I was hoping to submit some prints for the exhibition but unfortunately wasn't able to prepare them last autumn, because of needing to be in London supporting my family when my granddaughter was born. However, I did submit a few digital images so hopefully one or more of them will have been chosen for the projected slideshow.
I must stress that the image above is NOT my own work; it is the flyer produced to advertise the exhibition. If you're anywhere near Ilkley I invite you to visit. The exhibition is always well worth seeing and of course Ilkley itself has lots to interest the visitor. My own visits to the exhibitions in the past were what persuaded me that I should join the club. I was always excited by what I saw.
Tuesday, 17 February 2015
I was somewhat irked to have to make a special trip to Leeds after work yesterday. I had to get my spectacles repaired. I had managed to lose one of the little plastic bridge bits that enables them to rest comfortably on my nose. (I'm sure there's a proper name for them but I don't know it.) I tried a sort of bodged home-repair but it wasn't very successful. Varifocals have to be set just so or you can't focus through the right bit of the lens and that is important at work, faced with a computer screen all day. Plus they were gouging a sore patch on my nose! Although I thought you could get the bits replaced in any opticians, none of the local shops would agree to do it so I had to take them back to the shop I bought them from. An hour and a half's round trip for a few minutes job.
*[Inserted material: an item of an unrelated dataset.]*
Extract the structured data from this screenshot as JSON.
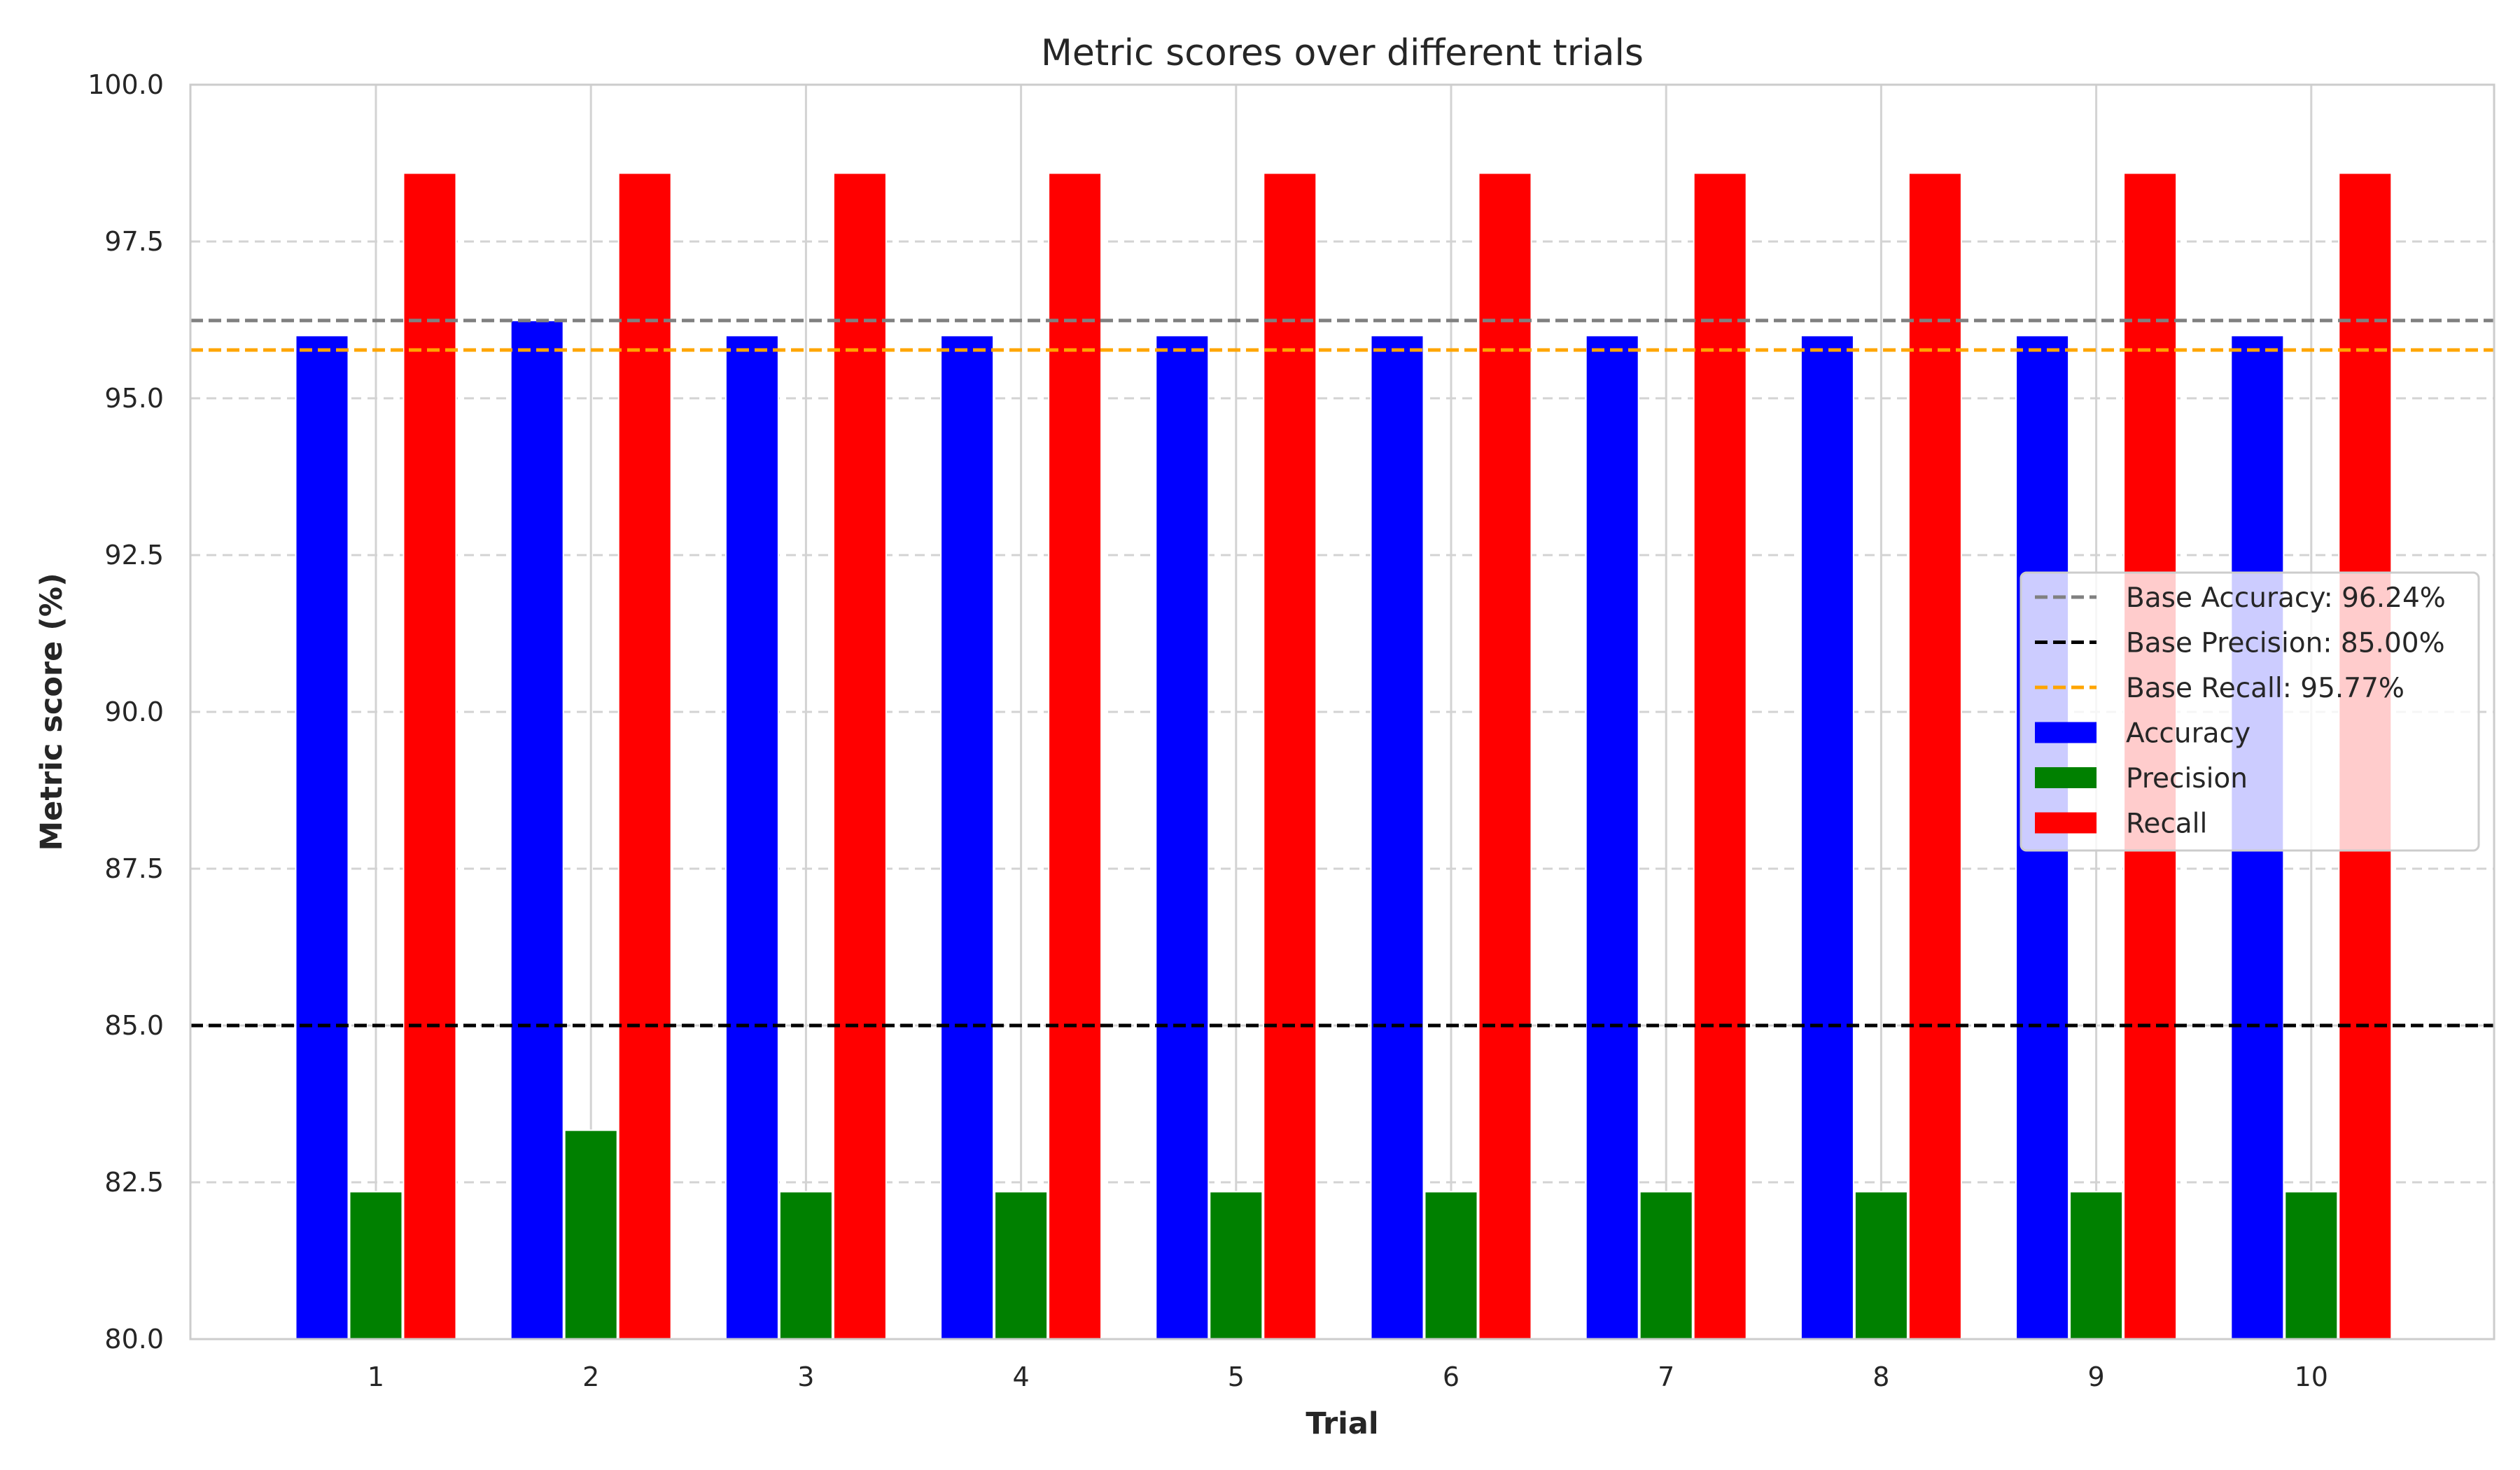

Anyway, job done, I suffered a packed train journey home in the 'rush hour', trying to quell my increasing hunger and keep a lid on my grumpiness! All was forgiven when I had the chance to photograph the beautiful evening sky as I arrived back in Saltaire. The sun sets, of course, in the west and the western sky didn't look especially interesting but the pink and gold reflected light on the cloudscape to the east behind Salts Mill was very pretty. Once again my iPhone did a creditable job. A spoonful of sugar helps the medicine go down.